File Storage Plugintype
Introduction
This page details a proposal to introduce a new plugin type for File Storage.
Purpose
Moodle currently only supports one method for storing files, which is on a local filesystem. In order to scale Moodle to multiple machines, a shared filesystem must be used in order to keep the files synchronised between all nodes in the cluster. This dependence on a shared filesystem becomes a bottleneck when scaling Moodle to large clusters.
In Moodle 2.3, the File Storage API introduced a class (file_storage) that was responsible for all reading and writing to the "file pool". Any code that wants to read or write files does so via the file_storage class. This separates code from the particular implementation of how files are stored and retrieved.
By extending the file_storage class and overriding methods, it is possible to change Moodle's file storage method to non-filesystem-based solutions (such as Amazon S3, etc). Whilst this approach currently works, a new plugin type would allow this to be done without having to patch core.
Design
- New plugin type to go into a new directory called "storage", eg. storage/filesystem/, storage/s3/.
- New abstract base class for file_storage and stored_file. The methods should match the public and protected methods currently in file_storage and stored_file.
- The current file_storage and stored_file classes should move into a plugin, storage/filesystem/ and be made to extend the base class.
- A new admin configuration setting, $CFG->storagemethod to be added which is set to one of the plugin names ('filesystem' by default).
- The get_file_storage() method in moodlelib should be modified to check $CFG->storagemethod and to return an instance of the enabled storage plugin. The other code currently in get_file_storage() which does filesystem-specific checks should be moved into the storage/filesystem/ plugin's constructor.
- New section under Site Administration -> Plugins -> Storage can be used for configuring file storage plugins.
Code layout for storage plugins
- storage/<plugin>/lib.php: should contain a class which extends the file_storage base class.
- plugins should also include a class which extends stored_file. this can go in lib.php or in a separate file - it doesn't matter since the plugin's stored_file class only needs to be included/instantiated by its file_storage class
Audit of all $CFG->dataroot usage
An audit needs to be done of all usage of $CFG->dataroot in core. No code should write to dataroot if it is required to be readable on subsequent page requests. It is OK to write to $CFG->cachedir for caching purposes (ie. the data can be cleared at any point without causing problems) or $CFG->tempdir for temp usage (temp files whos lifetime only spans a single script execution). Any usage of $CFG->dataroot for persistance should be replaced by a call to the storage API.
Effected areas identified by the audit are:
- Custom language packs / language overrides: Currently these are stored in $CFG->dataroot and need to be shared between hosts. These need to move elsewhere (eg. database or storage API).

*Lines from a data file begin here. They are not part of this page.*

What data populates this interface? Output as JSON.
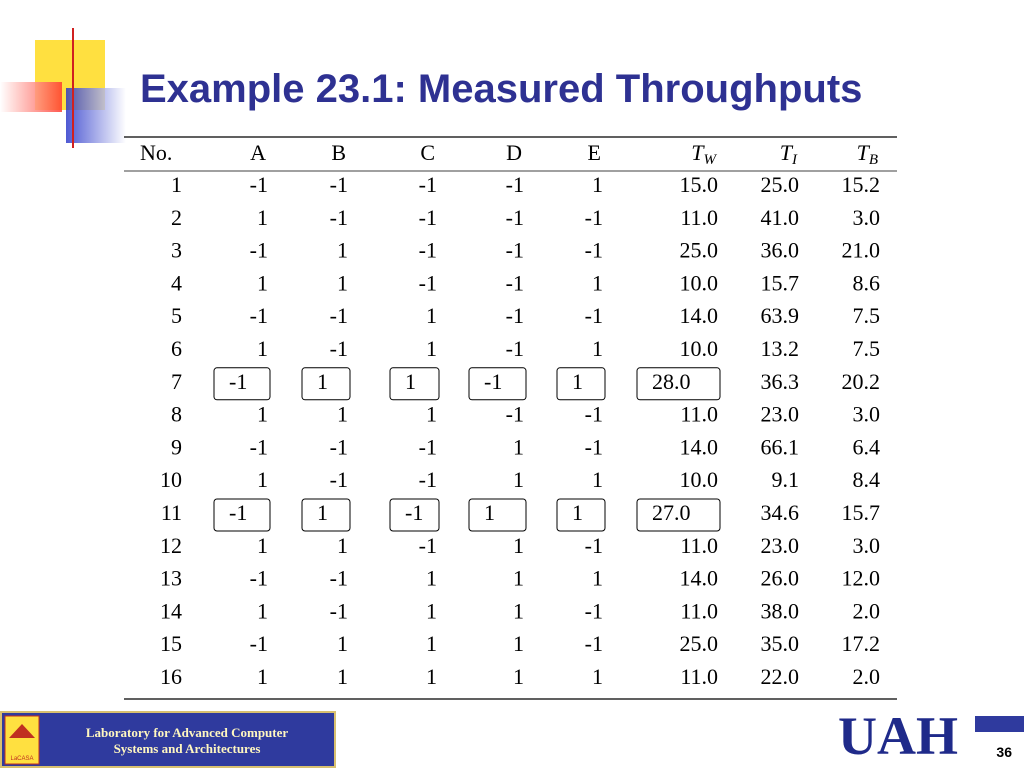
{
  "header": {
    "title": "Example 23.1: Measured Throughputs"
  },
  "table": {
    "headers": [
      "No.",
      "A",
      "B",
      "C",
      "D",
      "E",
      {
        "base": "T",
        "sub": "W"
      },
      {
        "base": "T",
        "sub": "I"
      },
      {
        "base": "T",
        "sub": "B"
      }
    ],
    "rows": [
      {
        "cells": [
          "1",
          "-1",
          "-1",
          "-1",
          "-1",
          "1",
          "15.0",
          "25.0",
          "15.2"
        ]
      },
      {
        "cells": [
          "2",
          "1",
          "-1",
          "-1",
          "-1",
          "-1",
          "11.0",
          "41.0",
          "3.0"
        ]
      },
      {
        "cells": [
          "3",
          "-1",
          "1",
          "-1",
          "-1",
          "-1",
          "25.0",
          "36.0",
          "21.0"
        ]
      },
      {
        "cells": [
          "4",
          "1",
          "1",
          "-1",
          "-1",
          "1",
          "10.0",
          "15.7",
          "8.6"
        ]
      },
      {
        "cells": [
          "5",
          "-1",
          "-1",
          "1",
          "-1",
          "-1",
          "14.0",
          "63.9",
          "7.5"
        ]
      },
      {
        "cells": [
          "6",
          "1",
          "-1",
          "1",
          "-1",
          "1",
          "10.0",
          "13.2",
          "7.5"
        ]
      },
      {
        "cells": [
          "7",
          "-1",
          "1",
          "1",
          "-1",
          "1",
          "28.0",
          "36.3",
          "20.2"
        ],
        "boxed": true
      },
      {
        "cells": [
          "8",
          "1",
          "1",
          "1",
          "-1",
          "-1",
          "11.0",
          "23.0",
          "3.0"
        ]
      },
      {
        "cells": [
          "9",
          "-1",
          "-1",
          "-1",
          "1",
          "-1",
          "14.0",
          "66.1",
          "6.4"
        ]
      },
      {
        "cells": [
          "10",
          "1",
          "-1",
          "-1",
          "1",
          "1",
          "10.0",
          "9.1",
          "8.4"
        ]
      },
      {
        "cells": [
          "11",
          "-1",
          "1",
          "-1",
          "1",
          "1",
          "27.0",
          "34.6",
          "15.7"
        ],
        "boxed": true
      },
      {
        "cells": [
          "12",
          "1",
          "1",
          "-1",
          "1",
          "-1",
          "11.0",
          "23.0",
          "3.0"
        ]
      },
      {
        "cells": [
          "13",
          "-1",
          "-1",
          "1",
          "1",
          "1",
          "14.0",
          "26.0",
          "12.0"
        ]
      },
      {
        "cells": [
          "14",
          "1",
          "-1",
          "1",
          "1",
          "-1",
          "11.0",
          "38.0",
          "2.0"
        ]
      },
      {
        "cells": [
          "15",
          "-1",
          "1",
          "1",
          "1",
          "-1",
          "25.0",
          "35.0",
          "17.2"
        ]
      },
      {
        "cells": [
          "16",
          "1",
          "1",
          "1",
          "1",
          "1",
          "11.0",
          "22.0",
          "2.0"
        ]
      }
    ]
  },
  "footer": {
    "lab_line1": "Laboratory for Advanced Computer",
    "lab_line2": "Systems and Architectures",
    "logo": "LaCASA",
    "university": "UAH",
    "page": "36"
  }
}
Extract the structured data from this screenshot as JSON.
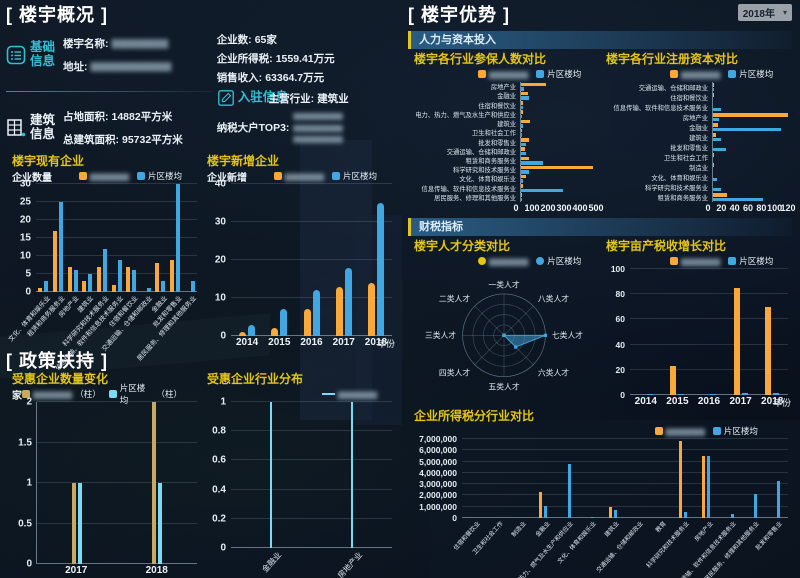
{
  "app": {
    "overview_title": "楼宇概况",
    "policy_title": "政策扶持",
    "advantage_title": "楼宇优势",
    "year": "2018年",
    "band1": "人力与资本投入",
    "band2": "财税指标"
  },
  "info": {
    "basic_label": "基础信息",
    "name_label": "楼宇名称:",
    "name_value": "▆▆▆▆▆▆▆",
    "addr_label": "地址:",
    "addr_value": "▆▆▆▆▆▆▆▆▆▆",
    "building_label": "建筑信息",
    "area_label": "占地面积:",
    "area_value": "14882平方米",
    "total_area_label": "总建筑面积:",
    "total_area_value": "95732平方米",
    "entry_label": "入驻信息",
    "company_count_label": "企业数:",
    "company_count_value": "65家",
    "income_tax_label": "企业所得税:",
    "income_tax_value": "1559.41万元",
    "sales_label": "销售收入:",
    "sales_value": "63364.7万元",
    "main_industry_label": "主营行业:",
    "main_industry_value": "建筑业",
    "top3_label": "纳税大户TOP3:",
    "top3_1": "▆▆▆▆▆▆▆▆",
    "top3_2": "▆▆▆▆▆▆▆▆",
    "top3_3": "▆▆▆▆▆▆▆▆"
  },
  "colors": {
    "orange": "#f9a83a",
    "blue": "#41a7e0",
    "tan": "#c9a95f",
    "cyan": "#7adcf2",
    "title_yellow": "#e3c418"
  },
  "chart_data": [
    {
      "id": "existing",
      "type": "bar",
      "title": "楼宇现有企业",
      "ylabel": "企业数量",
      "ylim": [
        0,
        30
      ],
      "yticks": [
        0,
        5,
        10,
        15,
        20,
        25,
        30
      ],
      "categories": [
        "文化、体育和娱乐业",
        "租赁和商务服务业",
        "房地产业",
        "建筑业",
        "科学研究和技术服务业",
        "信息传输、软件和信息技术服务业",
        "住宿和餐饮业",
        "交通运输、仓储和邮政业",
        "金融业",
        "批发和零售业",
        "居民服务、修理和其他服务业"
      ],
      "series": [
        {
          "name": "▆▆▆▆▆▆",
          "redacted": true,
          "color": "#f9a83a",
          "values": [
            1,
            17,
            7,
            3,
            7,
            2,
            7,
            0,
            8,
            9,
            0
          ]
        },
        {
          "name": "片区楼均",
          "color": "#41a7e0",
          "values": [
            3,
            25,
            6,
            5,
            12,
            9,
            6,
            1,
            3,
            30,
            3
          ]
        }
      ]
    },
    {
      "id": "new",
      "type": "bar",
      "title": "楼宇新增企业",
      "ylabel": "企业新增",
      "xlabel": "年份",
      "ylim": [
        0,
        40
      ],
      "yticks": [
        0,
        10,
        20,
        30,
        40
      ],
      "categories": [
        "2014",
        "2015",
        "2016",
        "2017",
        "2018"
      ],
      "series": [
        {
          "name": "▆▆▆▆▆▆",
          "redacted": true,
          "color": "#f9a83a",
          "values": [
            1,
            2,
            7,
            13,
            14
          ]
        },
        {
          "name": "片区楼均",
          "color": "#41a7e0",
          "values": [
            3,
            7,
            12,
            18,
            35
          ]
        }
      ]
    },
    {
      "id": "policy_count",
      "type": "bar",
      "title": "受惠企业数量变化",
      "ylabel": "家",
      "ylim": [
        0,
        2
      ],
      "yticks": [
        0,
        0.5,
        1,
        1.5,
        2
      ],
      "categories": [
        "2017",
        "2018"
      ],
      "series": [
        {
          "name": "▆▆▆▆▆▆",
          "suffix": "（柱）",
          "redacted": true,
          "color": "#c9a95f",
          "values": [
            1,
            2
          ]
        },
        {
          "name": "片区楼均",
          "suffix": "（柱）",
          "color": "#7adcf2",
          "values": [
            1,
            1
          ]
        }
      ]
    },
    {
      "id": "policy_industry",
      "type": "bar",
      "title": "受惠企业行业分布",
      "ylim": [
        0,
        1
      ],
      "yticks": [
        0,
        0.2,
        0.4,
        0.6,
        0.8,
        1
      ],
      "ytick_labels": [
        "0",
        "0.2",
        "0.4",
        "0.6",
        "0.8",
        "1"
      ],
      "categories": [
        "金融业",
        "房地产业"
      ],
      "series": [
        {
          "name": "▆▆▆▆▆▆",
          "redacted": true,
          "marker": "line",
          "color": "#7adcf2",
          "values": [
            1,
            1
          ]
        }
      ]
    },
    {
      "id": "insured",
      "type": "hbar",
      "title": "楼宇各行业参保人数对比",
      "xlim": [
        0,
        500
      ],
      "xticks": [
        0,
        100,
        200,
        300,
        400,
        500
      ],
      "categories": [
        "房地产业",
        "金融业",
        "住宿和餐饮业",
        "电力、热力、燃气及水生产和供应业",
        "建筑业",
        "卫生和社会工作",
        "批发和零售业",
        "交通运输、仓储和邮政业",
        "租赁和商务服务业",
        "科学研究和技术服务业",
        "文化、体育和娱乐业",
        "信息传输、软件和信息技术服务业",
        "居民服务、修理和其他服务业"
      ],
      "series": [
        {
          "name": "▆▆▆▆▆▆",
          "redacted": true,
          "color": "#f9a83a",
          "values": [
            165,
            45,
            12,
            15,
            57,
            8,
            50,
            25,
            55,
            480,
            30,
            12,
            2
          ]
        },
        {
          "name": "片区楼均",
          "color": "#41a7e0",
          "values": [
            20,
            50,
            10,
            3,
            15,
            5,
            30,
            35,
            145,
            55,
            10,
            280,
            1
          ]
        }
      ]
    },
    {
      "id": "capital",
      "type": "hbar",
      "title": "楼宇各行业注册资本对比",
      "xlim": [
        0,
        120
      ],
      "xticks": [
        0,
        20,
        40,
        60,
        80,
        100,
        120
      ],
      "categories": [
        "交通运输、仓储和邮政业",
        "住宿和餐饮业",
        "信息传输、软件和信息技术服务业",
        "房地产业",
        "金融业",
        "建筑业",
        "批发和零售业",
        "卫生和社会工作",
        "制造业",
        "文化、体育和娱乐业",
        "科学研究和技术服务业",
        "租赁和商务服务业"
      ],
      "series": [
        {
          "name": "▆▆▆▆▆▆",
          "redacted": true,
          "color": "#f9a83a",
          "values": [
            1,
            1,
            0,
            120,
            8,
            5,
            0,
            2,
            1,
            0,
            0,
            22
          ]
        },
        {
          "name": "片区楼均",
          "color": "#41a7e0",
          "values": [
            1,
            0,
            12,
            10,
            108,
            12,
            20,
            0,
            0,
            7,
            12,
            80
          ]
        }
      ]
    },
    {
      "id": "talent",
      "type": "radar",
      "title": "楼宇人才分类对比",
      "max": 5,
      "axes": [
        "一类人才",
        "二类人才",
        "三类人才",
        "四类人才",
        "五类人才",
        "六类人才",
        "七类人才",
        "八类人才"
      ],
      "series": [
        {
          "name": "▆▆▆▆▆▆",
          "redacted": true,
          "marker": "dot",
          "color": "#e8c50e",
          "values": [
            0,
            0,
            0,
            0,
            0,
            0,
            0,
            0
          ]
        },
        {
          "name": "片区楼均",
          "marker": "dot",
          "color": "#41a7e0",
          "values": [
            0,
            0,
            0,
            0,
            0,
            2,
            5,
            0
          ]
        }
      ]
    },
    {
      "id": "tax_growth",
      "type": "bar",
      "title": "楼宇亩产税收增长对比",
      "xlabel": "年份",
      "ylim": [
        0,
        100
      ],
      "yticks": [
        0,
        20,
        40,
        60,
        80,
        100
      ],
      "categories": [
        "2014",
        "2015",
        "2016",
        "2017",
        "2018"
      ],
      "series": [
        {
          "name": "▆▆▆▆▆▆",
          "redacted": true,
          "color": "#f9a83a",
          "values": [
            0,
            23,
            0,
            85,
            70
          ]
        },
        {
          "name": "片区楼均",
          "color": "#41a7e0",
          "values": [
            1,
            1,
            0.5,
            1.5,
            1.5
          ]
        }
      ]
    },
    {
      "id": "income_tax",
      "type": "bar",
      "title": "企业所得税分行业对比",
      "ylim": [
        0,
        7000000
      ],
      "yticks": [
        0,
        1000000,
        2000000,
        3000000,
        4000000,
        5000000,
        6000000,
        7000000
      ],
      "ytick_labels": [
        "0",
        "1,000,000",
        "2,000,000",
        "3,000,000",
        "4,000,000",
        "5,000,000",
        "6,000,000",
        "7,000,000"
      ],
      "categories": [
        "住宿和餐饮业",
        "卫生和社会工作",
        "制造业",
        "金融业",
        "电力、热力、燃气及水生产和供应业",
        "文化、体育和娱乐业",
        "建筑业",
        "交通运输、仓储和邮政业",
        "教育",
        "科学研究和技术服务业",
        "房地产业",
        "信息传输、软件和信息技术服务业",
        "居民服务、修理和其他服务业",
        "批发和零售业"
      ],
      "series": [
        {
          "name": "▆▆▆▆▆▆",
          "redacted": true,
          "color": "#f9a83a",
          "values": [
            0,
            0,
            0,
            2300000,
            0,
            0,
            1000000,
            0,
            0,
            6800000,
            5500000,
            0,
            0,
            0
          ]
        },
        {
          "name": "片区楼均",
          "color": "#41a7e0",
          "values": [
            0,
            0,
            0,
            1100000,
            4800000,
            50000,
            700000,
            0,
            0,
            500000,
            5500000,
            400000,
            2100000,
            3300000
          ]
        }
      ]
    }
  ]
}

- Database module (mod/data/) presets: These are stored in $CFG->dataroot/data/preset/ - they should be moved to a filearea/component in the storage API.
- This list is hugely incomplete...
Third party plugins
The CONTRIB plugin review process should include an additional step to check for direct usage of $CFG->dataroot. Plugin developers should be encouraged to use the storage API so that users who are not using the filesystem storage method can use their plugin without bugs.
Migration between storage methods
A CLI script for migrating between storage methods should be added into admin/cli/. There will be no need for storage plugins to implement their own migration routines as this can be implemented in the base class as follows:
- create an instance of the current file storage plugin ($fs = get_file_storage())
- also create an instance of the new plugin (eg. $newfs = new s3_file_storage())
- call the migrate() method: $fs->migrate($newfs);
- the migrate method is implemented in the base class (doesnt need to be implemented in plugins). it does:
- SQL query: select distinct contenthash from mdl_files;
- for each result:
- call $fs to retrieve contents of contenthash and store in a temp file (this will require a new method protected method to be added to the file_storage base class which needs to be implemented in each plugin). eg. $fs->copy_contenthash_to($contenthash, $temppath);
- call $newfs->add_file_to_pool($temppath);
Note: this method of migration could be very slow for large sites, so advanced users may which to implement their own strategys for migration.
Enhancements to the file_storage interface
- An option should be added to stored_file::readfile() for serving a range request. This will prevent file.php from having to call $fs->get_content_file_handle() which would force the storage plugin to download the entire file.
Note re latency
File storage plugins that use network connections to send/retrieve file contents are likely to introduce more latency into file operations than the default filesystem method. This could effect pages that do many file operations (eg. restoring a backup, extracting scorm packages). If backups are made asynchronous this be less of a problem. If SCORM packages are also a problem then they could be queued as well.